Maybe this is the summer that we figure out that, as Lovelock put it, our engines are about the fail and we are indeed headed over the falls. But I thought that after Hurricane Katrina, too. And after Sandy. Instead, America elected a president who thinks climate change is a hoax and tweets insanely about how California doesn’t have enough water to fight the fires because it has “diverted” rivers into the Pacific. (As University of California at Merced professor LeRoy Westerling explained to NPR, “Even if you built a massive statewide sprinkler system and drained all of our natural water bodies to operate it, it wouldn’t keep up with evaporation from warmer temperatures from climate change.”)
When I talked to Lovelock in his cottage in Devon 11 years ago, he wasn’t worried about the fate of the planet. “Gaia is a tough bitch,” he told me.
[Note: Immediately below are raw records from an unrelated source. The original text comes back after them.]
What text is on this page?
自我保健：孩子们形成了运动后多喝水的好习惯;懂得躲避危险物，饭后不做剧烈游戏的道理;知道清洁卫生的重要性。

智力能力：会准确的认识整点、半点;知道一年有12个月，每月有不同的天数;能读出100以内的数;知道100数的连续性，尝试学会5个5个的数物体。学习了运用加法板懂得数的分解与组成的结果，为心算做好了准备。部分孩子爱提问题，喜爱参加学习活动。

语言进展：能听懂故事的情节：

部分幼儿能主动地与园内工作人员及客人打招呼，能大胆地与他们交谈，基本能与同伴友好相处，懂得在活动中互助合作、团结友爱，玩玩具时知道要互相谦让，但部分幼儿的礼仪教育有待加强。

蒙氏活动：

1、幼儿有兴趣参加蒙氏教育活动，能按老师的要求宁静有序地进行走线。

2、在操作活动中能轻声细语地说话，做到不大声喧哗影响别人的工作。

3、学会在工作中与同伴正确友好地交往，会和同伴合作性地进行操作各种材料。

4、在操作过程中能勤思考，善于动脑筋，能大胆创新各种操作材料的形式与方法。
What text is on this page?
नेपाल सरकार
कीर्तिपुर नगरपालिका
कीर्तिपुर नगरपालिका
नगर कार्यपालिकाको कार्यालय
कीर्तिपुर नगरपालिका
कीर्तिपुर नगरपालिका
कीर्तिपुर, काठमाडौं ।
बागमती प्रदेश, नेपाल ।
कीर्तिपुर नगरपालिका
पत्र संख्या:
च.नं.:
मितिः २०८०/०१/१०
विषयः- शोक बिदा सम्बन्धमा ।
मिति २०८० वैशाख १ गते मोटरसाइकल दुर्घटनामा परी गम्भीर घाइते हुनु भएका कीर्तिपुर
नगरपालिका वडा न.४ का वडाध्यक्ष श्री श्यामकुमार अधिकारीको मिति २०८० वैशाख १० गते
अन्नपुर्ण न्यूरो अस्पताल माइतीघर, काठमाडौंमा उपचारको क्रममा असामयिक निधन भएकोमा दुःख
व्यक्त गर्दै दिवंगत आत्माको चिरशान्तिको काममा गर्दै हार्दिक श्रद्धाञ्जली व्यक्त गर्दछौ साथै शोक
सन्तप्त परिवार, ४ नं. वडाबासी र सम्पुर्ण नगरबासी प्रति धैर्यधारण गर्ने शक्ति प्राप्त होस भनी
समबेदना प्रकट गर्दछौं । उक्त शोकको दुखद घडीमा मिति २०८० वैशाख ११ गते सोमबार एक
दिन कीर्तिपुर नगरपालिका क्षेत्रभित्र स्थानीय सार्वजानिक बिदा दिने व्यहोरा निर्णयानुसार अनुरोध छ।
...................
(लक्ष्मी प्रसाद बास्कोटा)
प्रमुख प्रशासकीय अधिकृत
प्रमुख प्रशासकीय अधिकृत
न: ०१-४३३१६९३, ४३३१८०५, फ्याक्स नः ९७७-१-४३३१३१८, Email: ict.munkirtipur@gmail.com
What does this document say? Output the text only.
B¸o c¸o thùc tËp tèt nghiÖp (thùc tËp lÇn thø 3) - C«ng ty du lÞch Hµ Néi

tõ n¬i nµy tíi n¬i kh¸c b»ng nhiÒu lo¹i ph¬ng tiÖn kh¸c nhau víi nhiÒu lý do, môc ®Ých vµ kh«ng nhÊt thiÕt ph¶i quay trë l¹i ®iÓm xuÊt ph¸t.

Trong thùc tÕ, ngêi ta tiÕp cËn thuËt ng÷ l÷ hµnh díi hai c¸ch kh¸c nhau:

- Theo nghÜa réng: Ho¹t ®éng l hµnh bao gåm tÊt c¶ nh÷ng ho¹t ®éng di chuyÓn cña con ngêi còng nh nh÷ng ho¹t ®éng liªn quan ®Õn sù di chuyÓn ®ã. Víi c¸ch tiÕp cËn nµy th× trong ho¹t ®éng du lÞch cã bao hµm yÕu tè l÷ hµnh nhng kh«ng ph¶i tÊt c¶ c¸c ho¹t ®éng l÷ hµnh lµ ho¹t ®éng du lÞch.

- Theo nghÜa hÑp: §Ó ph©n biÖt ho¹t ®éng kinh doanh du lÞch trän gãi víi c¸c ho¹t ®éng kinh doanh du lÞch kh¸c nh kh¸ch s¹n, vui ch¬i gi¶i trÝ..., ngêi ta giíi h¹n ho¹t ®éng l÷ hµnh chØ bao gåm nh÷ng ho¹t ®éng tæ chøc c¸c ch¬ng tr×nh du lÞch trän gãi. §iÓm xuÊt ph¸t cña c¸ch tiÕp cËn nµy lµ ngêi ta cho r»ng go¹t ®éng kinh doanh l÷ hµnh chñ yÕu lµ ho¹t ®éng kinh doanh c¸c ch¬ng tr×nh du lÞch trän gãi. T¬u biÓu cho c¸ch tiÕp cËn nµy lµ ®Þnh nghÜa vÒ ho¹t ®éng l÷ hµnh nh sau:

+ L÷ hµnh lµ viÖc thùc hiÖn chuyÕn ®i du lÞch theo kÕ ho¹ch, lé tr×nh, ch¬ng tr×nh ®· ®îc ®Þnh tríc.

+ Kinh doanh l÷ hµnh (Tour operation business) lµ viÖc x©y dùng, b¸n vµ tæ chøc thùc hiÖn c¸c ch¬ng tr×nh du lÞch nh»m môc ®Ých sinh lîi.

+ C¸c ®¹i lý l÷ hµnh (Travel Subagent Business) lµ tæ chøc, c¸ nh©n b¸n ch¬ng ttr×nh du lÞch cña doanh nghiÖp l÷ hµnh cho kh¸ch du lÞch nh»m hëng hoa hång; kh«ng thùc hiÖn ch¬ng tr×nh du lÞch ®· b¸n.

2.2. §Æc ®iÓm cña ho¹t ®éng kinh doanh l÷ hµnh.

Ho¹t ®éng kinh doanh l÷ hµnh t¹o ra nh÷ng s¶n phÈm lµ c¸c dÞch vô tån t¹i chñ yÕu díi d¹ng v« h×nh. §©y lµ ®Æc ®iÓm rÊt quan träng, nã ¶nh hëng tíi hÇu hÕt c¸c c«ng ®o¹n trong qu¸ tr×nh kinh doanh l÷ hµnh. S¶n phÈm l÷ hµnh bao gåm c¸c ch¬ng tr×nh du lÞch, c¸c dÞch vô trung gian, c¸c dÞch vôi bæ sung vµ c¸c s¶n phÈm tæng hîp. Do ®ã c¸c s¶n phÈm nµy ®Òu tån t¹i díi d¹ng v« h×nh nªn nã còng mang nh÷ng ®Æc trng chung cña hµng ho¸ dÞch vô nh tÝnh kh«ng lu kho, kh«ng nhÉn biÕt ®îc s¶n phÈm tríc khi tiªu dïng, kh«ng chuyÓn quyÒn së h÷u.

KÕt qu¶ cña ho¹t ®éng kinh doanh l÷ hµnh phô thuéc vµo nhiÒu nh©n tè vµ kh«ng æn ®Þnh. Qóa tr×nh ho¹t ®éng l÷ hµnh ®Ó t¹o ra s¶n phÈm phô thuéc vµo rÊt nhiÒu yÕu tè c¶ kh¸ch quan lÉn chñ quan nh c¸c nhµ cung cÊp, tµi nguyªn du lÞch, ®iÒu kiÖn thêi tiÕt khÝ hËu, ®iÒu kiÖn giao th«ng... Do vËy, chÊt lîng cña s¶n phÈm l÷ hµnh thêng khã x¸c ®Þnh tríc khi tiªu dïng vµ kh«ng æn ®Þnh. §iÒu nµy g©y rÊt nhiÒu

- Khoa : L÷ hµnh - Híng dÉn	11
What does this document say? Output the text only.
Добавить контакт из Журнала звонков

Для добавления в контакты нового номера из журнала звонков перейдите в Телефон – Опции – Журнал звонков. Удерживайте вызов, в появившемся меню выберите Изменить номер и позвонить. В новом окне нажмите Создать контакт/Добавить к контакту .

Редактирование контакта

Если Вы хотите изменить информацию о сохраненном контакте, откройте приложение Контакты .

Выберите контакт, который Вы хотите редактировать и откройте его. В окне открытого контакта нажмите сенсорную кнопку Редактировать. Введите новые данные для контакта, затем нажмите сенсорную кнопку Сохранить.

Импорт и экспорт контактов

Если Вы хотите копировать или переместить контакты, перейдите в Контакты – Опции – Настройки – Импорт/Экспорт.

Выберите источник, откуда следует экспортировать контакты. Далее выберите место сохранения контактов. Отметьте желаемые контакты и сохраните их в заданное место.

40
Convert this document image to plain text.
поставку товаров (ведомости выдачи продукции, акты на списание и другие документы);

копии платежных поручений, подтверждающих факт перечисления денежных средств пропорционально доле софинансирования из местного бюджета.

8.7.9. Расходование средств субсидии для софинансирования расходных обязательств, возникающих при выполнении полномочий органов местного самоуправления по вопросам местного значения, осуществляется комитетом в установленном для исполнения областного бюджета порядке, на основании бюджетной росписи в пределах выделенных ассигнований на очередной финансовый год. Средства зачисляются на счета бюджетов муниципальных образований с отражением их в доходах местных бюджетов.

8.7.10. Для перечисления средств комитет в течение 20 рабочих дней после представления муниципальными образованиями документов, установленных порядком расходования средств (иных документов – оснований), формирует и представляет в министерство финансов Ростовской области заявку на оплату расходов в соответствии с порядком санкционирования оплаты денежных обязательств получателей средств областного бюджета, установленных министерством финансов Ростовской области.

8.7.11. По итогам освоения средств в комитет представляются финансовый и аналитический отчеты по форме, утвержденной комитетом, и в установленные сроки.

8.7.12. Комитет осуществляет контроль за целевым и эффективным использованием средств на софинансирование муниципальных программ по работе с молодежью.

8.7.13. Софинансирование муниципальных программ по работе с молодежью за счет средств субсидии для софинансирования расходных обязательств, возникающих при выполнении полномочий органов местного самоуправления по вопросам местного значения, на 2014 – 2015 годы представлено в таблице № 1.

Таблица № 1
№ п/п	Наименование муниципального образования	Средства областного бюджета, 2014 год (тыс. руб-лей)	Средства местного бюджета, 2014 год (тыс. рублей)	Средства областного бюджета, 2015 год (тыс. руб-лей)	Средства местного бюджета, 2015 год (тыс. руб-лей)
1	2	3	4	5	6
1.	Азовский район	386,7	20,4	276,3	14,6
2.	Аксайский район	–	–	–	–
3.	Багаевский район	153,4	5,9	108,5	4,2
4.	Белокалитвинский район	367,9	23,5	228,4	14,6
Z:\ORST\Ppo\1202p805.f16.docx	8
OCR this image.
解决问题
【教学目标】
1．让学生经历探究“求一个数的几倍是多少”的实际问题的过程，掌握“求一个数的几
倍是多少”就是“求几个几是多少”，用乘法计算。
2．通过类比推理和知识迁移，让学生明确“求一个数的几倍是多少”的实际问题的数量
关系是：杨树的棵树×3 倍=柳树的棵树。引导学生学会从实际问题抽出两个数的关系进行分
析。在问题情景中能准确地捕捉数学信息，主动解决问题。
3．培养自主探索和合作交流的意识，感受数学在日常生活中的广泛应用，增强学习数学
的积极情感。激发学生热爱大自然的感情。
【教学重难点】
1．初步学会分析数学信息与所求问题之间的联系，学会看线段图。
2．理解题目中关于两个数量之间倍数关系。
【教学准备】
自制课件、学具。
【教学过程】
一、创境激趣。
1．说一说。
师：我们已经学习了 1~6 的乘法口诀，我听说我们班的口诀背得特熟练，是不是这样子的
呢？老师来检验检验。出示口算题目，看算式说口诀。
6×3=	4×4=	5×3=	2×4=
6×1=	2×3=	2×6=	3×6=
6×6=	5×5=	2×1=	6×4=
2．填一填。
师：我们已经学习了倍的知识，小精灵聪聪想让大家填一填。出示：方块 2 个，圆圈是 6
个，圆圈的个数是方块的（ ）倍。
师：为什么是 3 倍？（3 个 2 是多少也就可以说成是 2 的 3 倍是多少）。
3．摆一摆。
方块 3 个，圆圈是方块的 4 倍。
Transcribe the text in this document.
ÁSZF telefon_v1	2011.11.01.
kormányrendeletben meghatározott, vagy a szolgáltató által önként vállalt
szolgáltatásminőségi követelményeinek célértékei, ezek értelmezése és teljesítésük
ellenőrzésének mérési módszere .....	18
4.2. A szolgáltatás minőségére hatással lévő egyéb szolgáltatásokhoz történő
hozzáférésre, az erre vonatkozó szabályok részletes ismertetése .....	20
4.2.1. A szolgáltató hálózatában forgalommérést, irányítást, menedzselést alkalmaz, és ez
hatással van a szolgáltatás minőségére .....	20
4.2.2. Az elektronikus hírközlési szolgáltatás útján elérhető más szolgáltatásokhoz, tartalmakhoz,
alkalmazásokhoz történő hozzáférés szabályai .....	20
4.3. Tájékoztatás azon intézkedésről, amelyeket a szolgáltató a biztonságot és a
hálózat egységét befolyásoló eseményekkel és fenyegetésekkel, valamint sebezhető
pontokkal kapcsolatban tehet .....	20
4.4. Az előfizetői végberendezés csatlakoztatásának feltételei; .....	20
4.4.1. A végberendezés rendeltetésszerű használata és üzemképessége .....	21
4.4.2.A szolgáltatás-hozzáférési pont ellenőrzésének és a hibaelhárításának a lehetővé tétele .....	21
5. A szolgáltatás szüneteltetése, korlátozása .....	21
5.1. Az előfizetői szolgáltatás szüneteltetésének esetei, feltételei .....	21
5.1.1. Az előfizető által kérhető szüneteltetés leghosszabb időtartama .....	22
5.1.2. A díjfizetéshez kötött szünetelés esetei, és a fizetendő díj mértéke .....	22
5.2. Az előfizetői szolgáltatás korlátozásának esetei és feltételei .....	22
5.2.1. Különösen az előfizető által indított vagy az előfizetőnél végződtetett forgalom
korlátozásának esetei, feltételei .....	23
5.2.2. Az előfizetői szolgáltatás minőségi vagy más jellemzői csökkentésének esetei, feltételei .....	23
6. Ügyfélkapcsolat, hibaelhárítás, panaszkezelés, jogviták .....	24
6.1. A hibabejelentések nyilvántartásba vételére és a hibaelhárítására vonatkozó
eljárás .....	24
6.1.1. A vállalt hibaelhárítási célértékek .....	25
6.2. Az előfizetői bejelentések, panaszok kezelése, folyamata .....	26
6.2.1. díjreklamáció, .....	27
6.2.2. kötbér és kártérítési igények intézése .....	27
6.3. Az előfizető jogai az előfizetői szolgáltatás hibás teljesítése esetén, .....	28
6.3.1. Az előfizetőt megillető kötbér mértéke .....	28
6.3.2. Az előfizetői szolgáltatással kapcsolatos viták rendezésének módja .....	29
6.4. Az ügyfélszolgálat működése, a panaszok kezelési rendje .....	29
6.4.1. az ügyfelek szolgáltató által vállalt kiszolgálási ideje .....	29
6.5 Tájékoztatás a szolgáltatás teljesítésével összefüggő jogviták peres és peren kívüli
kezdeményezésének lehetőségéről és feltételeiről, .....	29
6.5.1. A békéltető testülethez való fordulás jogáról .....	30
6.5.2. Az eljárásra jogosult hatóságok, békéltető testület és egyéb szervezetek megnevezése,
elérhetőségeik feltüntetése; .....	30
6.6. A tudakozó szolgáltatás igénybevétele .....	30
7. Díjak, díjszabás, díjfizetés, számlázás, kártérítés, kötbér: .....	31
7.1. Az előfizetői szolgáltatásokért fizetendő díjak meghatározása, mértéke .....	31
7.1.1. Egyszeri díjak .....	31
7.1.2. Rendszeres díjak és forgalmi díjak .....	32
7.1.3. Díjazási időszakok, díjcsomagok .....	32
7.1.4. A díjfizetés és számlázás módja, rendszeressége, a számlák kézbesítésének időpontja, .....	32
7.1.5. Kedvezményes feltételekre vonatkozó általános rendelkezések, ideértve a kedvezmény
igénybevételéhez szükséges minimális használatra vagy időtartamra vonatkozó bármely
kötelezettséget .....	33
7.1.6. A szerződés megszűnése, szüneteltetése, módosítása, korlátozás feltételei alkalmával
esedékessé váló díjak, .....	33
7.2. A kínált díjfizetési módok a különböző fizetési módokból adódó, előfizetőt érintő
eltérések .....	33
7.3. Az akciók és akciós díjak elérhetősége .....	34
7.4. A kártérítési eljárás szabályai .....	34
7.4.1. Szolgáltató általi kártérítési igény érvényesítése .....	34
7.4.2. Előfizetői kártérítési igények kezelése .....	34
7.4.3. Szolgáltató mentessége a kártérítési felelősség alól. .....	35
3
Whatever we humans do to it, he argued, it will eventually recover its equilibrium, even if it takes millions of years. What’s at stake, Lovelock believes, is civilization. “I don’t see it being too long before forms of life, based on the idea of [artificial intelligence] and so on, take over and run the planet for heaven knows how long.”
What about humans?  When asked about this recently, Lovelock told the BBC: “Don’t you consider it possible that we’ve had our time?”